The Pop artists shot to fame and fashionability very swiftly, and
were much celebrated in the press.
In 1966, Time Magazine published its London: the Swinging City issue.
By 1968, for the first time in the twentieth century, London had become
the focus for the international art world.
But the reason London became a focus was not just due to Pop Art. The
Sixties art scene here was actually very diverse and made up of co-existing
and competing art movements.
Alongside Pop, there was also a new interest in Abstraction.
This was largely the result of the influence of US abstraction (eg Pollock,
Rothko, de Kooning, Noland, Newman).
Painter Richard Smith - a huge star in the Sixties - merged Abstract
Expressionist gestural marks with the commercial subject matter of Pop
Art.
Other successful abstract painters at that time included Bridget Riley,
Robyn Denny, John Hoyland, Gillian Ayres and Paul Huxley.
Sixties British Sculpture was also looking radically
new. Anthony Caro was the trailblazer. His interest in colour and abstraction
was the result of a trip to the States and an encounter with Clement
Greenberg.
Out went the Henry Moore-type figurative bronzes on plinths, and in
came brightly coloured, abstract shapes sitting on the floor, made out
of sheet metal and plastic.
Caro influenced a whole generation of sculptors at St Martin's School
of Art - notably enfant terrible Phillip King - now President of the
Royal Academy!
Within St Martin's, another group reacted strongly against Caro and
King. These were the Conceptualists and Performance Artists,
who were against the fabrication of objects and the preoccupation with
form.
From the early Sixties, artists such as Gustav Metzger (Auto-Destructive
Art), Stuart Brisley, Richard Long and John Latham saw themselves in
angry opposition to the Abstract artists. They were much more interested
in content and ideas.
Real enmities developed, and private views often witnessed extremely
heated arguments.
Latham famously ate (literally) art critic Greenberg's book Art and
Culture. The copy he ate came from the St Martin's library - and he
was promptly sacked!
The most infamous of this group of performance artists were the duo
Gilbert and George, who began their careers as 'living sculptures' at
St Martins by serving up baked beans in ice cream cones to their fellow
students as a form of Conceptual Sculpture.
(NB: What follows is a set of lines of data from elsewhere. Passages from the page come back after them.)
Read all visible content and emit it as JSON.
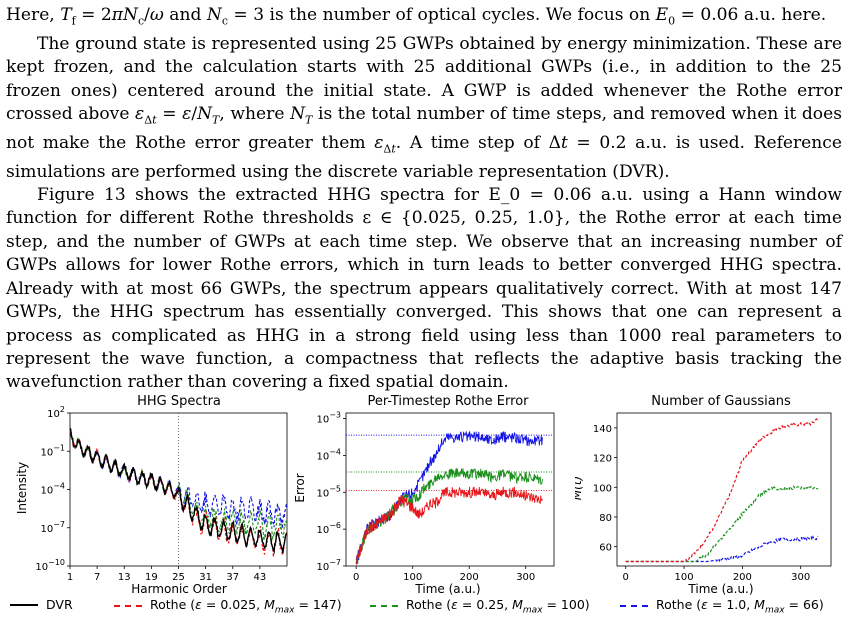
{
  "paragraphs": [
    "Here, T_f = 2πN_c/ω and N_c = 3 is the number of optical cycles. We focus on E_0 = 0.06 a.u. here.",
    "The ground state is represented using 25 GWPs obtained by energy minimization. These are kept frozen, and the calculation starts with 25 additional GWPs (i.e., in addition to the 25 frozen ones) centered around the initial state. A GWP is added whenever the Rothe error crossed above ε_Δt = ε/N_T, where N_T is the total number of time steps, and removed when it does not make the Rothe error greater them ε_Δt. A time step of Δt = 0.2 a.u. is used. Reference simulations are performed using the discrete variable representation (DVR).",
    "Figure 13 shows the extracted HHG spectra for E_0 = 0.06 a.u. using a Hann window function for different Rothe thresholds ε ∈ {0.025, 0.25, 1.0}, the Rothe error at each time step, and the number of GWPs at each time step. We observe that an increasing number of GWPs allows for lower Rothe errors, which in turn leads to better converged HHG spectra. Already with at most 66 GWPs, the spectrum appears qualitatively correct. With at most 147 GWPs, the HHG spectrum has essentially converged. This shows that one can represent a process as complicated as HHG in a strong field using less than 1000 real parameters to represent the wave function, a compactness that reflects the adaptive basis tracking the wavefunction rather than covering a fixed spatial domain."
  ],
  "colors": {
    "dvr": "#000000",
    "red": "#e8161b",
    "green": "#1a8f1a",
    "blue": "#1414e6"
  },
  "legend": [
    {
      "label": "DVR",
      "style": "solid",
      "color": "#000000"
    },
    {
      "label": "Rothe (ε = 0.025, M_max = 147)",
      "style": "dashed",
      "color": "#e8161b"
    },
    {
      "label": "Rothe (ε = 0.25, M_max = 100)",
      "style": "dashed",
      "color": "#1a8f1a"
    },
    {
      "label": "Rothe (ε = 1.0, M_max = 66)",
      "style": "dashed",
      "color": "#1414e6"
    }
  ],
  "chart_data": [
    {
      "type": "line",
      "title": "HHG Spectra",
      "xlabel": "Harmonic Order",
      "ylabel": "Intensity",
      "yscale": "log",
      "xticks": [
        "1",
        "7",
        "13",
        "19",
        "25",
        "31",
        "37",
        "43"
      ],
      "yticks": [
        "10^2",
        "10^-1",
        "10^-4",
        "10^-7",
        "10^-10"
      ],
      "xlim": [
        1,
        49
      ],
      "ylim_exp": [
        -10,
        2
      ],
      "cutoff_harmonic": 25,
      "series": [
        {
          "name": "DVR",
          "x": [
            1,
            3,
            5,
            7,
            9,
            11,
            13,
            15,
            17,
            19,
            21,
            23,
            25,
            27,
            29,
            31,
            35,
            41,
            49
          ],
          "log10_y": [
            0.2,
            -0.6,
            -1.1,
            -1.5,
            -1.9,
            -2.3,
            -2.6,
            -2.9,
            -3.1,
            -3.3,
            -3.6,
            -4.0,
            -4.5,
            -5.3,
            -6.1,
            -6.7,
            -7.2,
            -7.7,
            -8.2
          ]
        },
        {
          "name": "Rothe (ε = 0.025, M_max = 147)",
          "x": [
            1,
            3,
            5,
            7,
            9,
            11,
            13,
            15,
            17,
            19,
            21,
            23,
            25,
            27,
            29,
            31,
            35,
            41,
            49
          ],
          "log10_y": [
            0.2,
            -0.6,
            -1.1,
            -1.5,
            -1.9,
            -2.3,
            -2.6,
            -2.9,
            -3.1,
            -3.3,
            -3.6,
            -4.0,
            -4.5,
            -5.5,
            -6.3,
            -6.7,
            -7.3,
            -7.9,
            -8.3
          ]
        },
        {
          "name": "Rothe (ε = 0.25, M_max = 100)",
          "x": [
            1,
            3,
            5,
            7,
            9,
            11,
            13,
            15,
            17,
            19,
            21,
            23,
            25,
            27,
            29,
            31,
            35,
            41,
            49
          ],
          "log10_y": [
            0.2,
            -0.6,
            -1.1,
            -1.5,
            -1.9,
            -2.3,
            -2.6,
            -2.9,
            -3.1,
            -3.3,
            -3.6,
            -4.0,
            -4.4,
            -5.0,
            -5.8,
            -6.2,
            -6.5,
            -6.7,
            -6.9
          ]
        },
        {
          "name": "Rothe (ε = 1.0, M_max = 66)",
          "x": [
            1,
            3,
            5,
            7,
            9,
            11,
            13,
            15,
            17,
            19,
            21,
            23,
            25,
            27,
            29,
            31,
            35,
            41,
            49
          ],
          "log10_y": [
            0.2,
            -0.6,
            -1.1,
            -1.5,
            -1.9,
            -2.3,
            -2.6,
            -2.9,
            -3.1,
            -3.3,
            -3.6,
            -3.9,
            -4.2,
            -4.6,
            -5.0,
            -5.2,
            -5.4,
            -5.7,
            -6.0
          ]
        }
      ]
    },
    {
      "type": "line",
      "title": "Per-Timestep Rothe Error",
      "xlabel": "Time (a.u.)",
      "ylabel": "Error",
      "yscale": "log",
      "xticks": [
        "0",
        "100",
        "200",
        "300"
      ],
      "yticks": [
        "10^-3",
        "10^-4",
        "10^-5",
        "10^-6",
        "10^-7"
      ],
      "xlim": [
        -18,
        350
      ],
      "ylim_exp": [
        -7,
        -2.85
      ],
      "thresholds": [
        {
          "color": "#1414e6",
          "log10_y": -3.45
        },
        {
          "color": "#1a8f1a",
          "log10_y": -4.45
        },
        {
          "color": "#e8161b",
          "log10_y": -4.95
        }
      ],
      "series": [
        {
          "name": "Rothe (ε = 0.025, M_max = 147)",
          "x": [
            0,
            20,
            40,
            60,
            80,
            100,
            110,
            120,
            130,
            140,
            150,
            160,
            180,
            200,
            220,
            240,
            260,
            280,
            300,
            330
          ],
          "log10_y": [
            -6.9,
            -6.0,
            -5.8,
            -5.6,
            -5.2,
            -5.4,
            -5.6,
            -5.5,
            -5.3,
            -5.3,
            -5.1,
            -5.0,
            -5.0,
            -5.0,
            -5.0,
            -5.1,
            -5.0,
            -5.0,
            -5.1,
            -5.2
          ]
        },
        {
          "name": "Rothe (ε = 0.25, M_max = 100)",
          "x": [
            0,
            20,
            40,
            60,
            80,
            100,
            110,
            120,
            130,
            140,
            150,
            160,
            180,
            200,
            220,
            240,
            260,
            280,
            300,
            330
          ],
          "log10_y": [
            -6.9,
            -6.0,
            -5.8,
            -5.6,
            -5.2,
            -5.2,
            -5.1,
            -4.9,
            -4.8,
            -4.6,
            -4.5,
            -4.5,
            -4.5,
            -4.5,
            -4.5,
            -4.6,
            -4.5,
            -4.6,
            -4.6,
            -4.7
          ]
        },
        {
          "name": "Rothe (ε = 1.0, M_max = 66)",
          "x": [
            0,
            20,
            40,
            60,
            80,
            100,
            110,
            120,
            130,
            140,
            150,
            160,
            180,
            200,
            220,
            240,
            260,
            280,
            300,
            330
          ],
          "log10_y": [
            -6.9,
            -6.0,
            -5.8,
            -5.6,
            -5.2,
            -5.0,
            -4.8,
            -4.5,
            -4.2,
            -4.0,
            -3.7,
            -3.5,
            -3.5,
            -3.5,
            -3.5,
            -3.6,
            -3.5,
            -3.5,
            -3.6,
            -3.6
          ]
        }
      ]
    },
    {
      "type": "line",
      "title": "Number of Gaussians",
      "xlabel": "Time (a.u.)",
      "ylabel": "M(t)",
      "xticks": [
        "0",
        "100",
        "200",
        "300"
      ],
      "yticks": [
        "60",
        "80",
        "100",
        "120",
        "140"
      ],
      "xlim": [
        -15,
        352
      ],
      "ylim": [
        47,
        150
      ],
      "series": [
        {
          "name": "Rothe (ε = 0.025, M_max = 147)",
          "x": [
            0,
            100,
            120,
            150,
            180,
            200,
            230,
            260,
            290,
            320,
            330
          ],
          "y": [
            50,
            50,
            56,
            72,
            96,
            118,
            132,
            140,
            142,
            143,
            147
          ]
        },
        {
          "name": "Rothe (ε = 0.25, M_max = 100)",
          "x": [
            0,
            120,
            140,
            170,
            200,
            230,
            250,
            300,
            330
          ],
          "y": [
            50,
            50,
            55,
            68,
            82,
            95,
            99,
            100,
            100
          ]
        },
        {
          "name": "Rothe (ε = 1.0, M_max = 66)",
          "x": [
            0,
            140,
            170,
            200,
            220,
            240,
            270,
            300,
            330
          ],
          "y": [
            50,
            50,
            52,
            54,
            58,
            62,
            65,
            65,
            66
          ]
        }
      ]
    }
  ]
}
They would go on to create and film a number of iconic performances
including Gordon's Makes Us Drunk, where the pair simply drink Gordon's
Gin until they are intoxicated, and Underneath the Arches, where they
perform a simple, recurring set of actions whilst miming to a looped
version of the old Flanagan and Allen classic.
By the end of the Sixties, fashions had changed and the moment was
over.
The incredible success of Pop and Abstraction had passed very rapidly.
The early Seventies saw the rise of Conceptual and Performance Art
and the dematerialization of the art object.
But the Sixties will always be remembered as the decade that blew the
idea of just what art could be wide-open, allowing new ideas on form,
concept and the role and purpose of the artist to flourish.
It was also the decade during which cross-pollination between artistic
fields was most fertile - whether in terms of painter Kenneth Noland's
colourful influence on Abstract Sculpture or the influence of painters
such as Richard Hamilton and Peter Blake on record sleeve art.
In this way, the Sixties art scene in London was the seedbed of innumerable
creative trends, and was one of the most exciting and varied hotbeds
of talent that the art world has ever seen.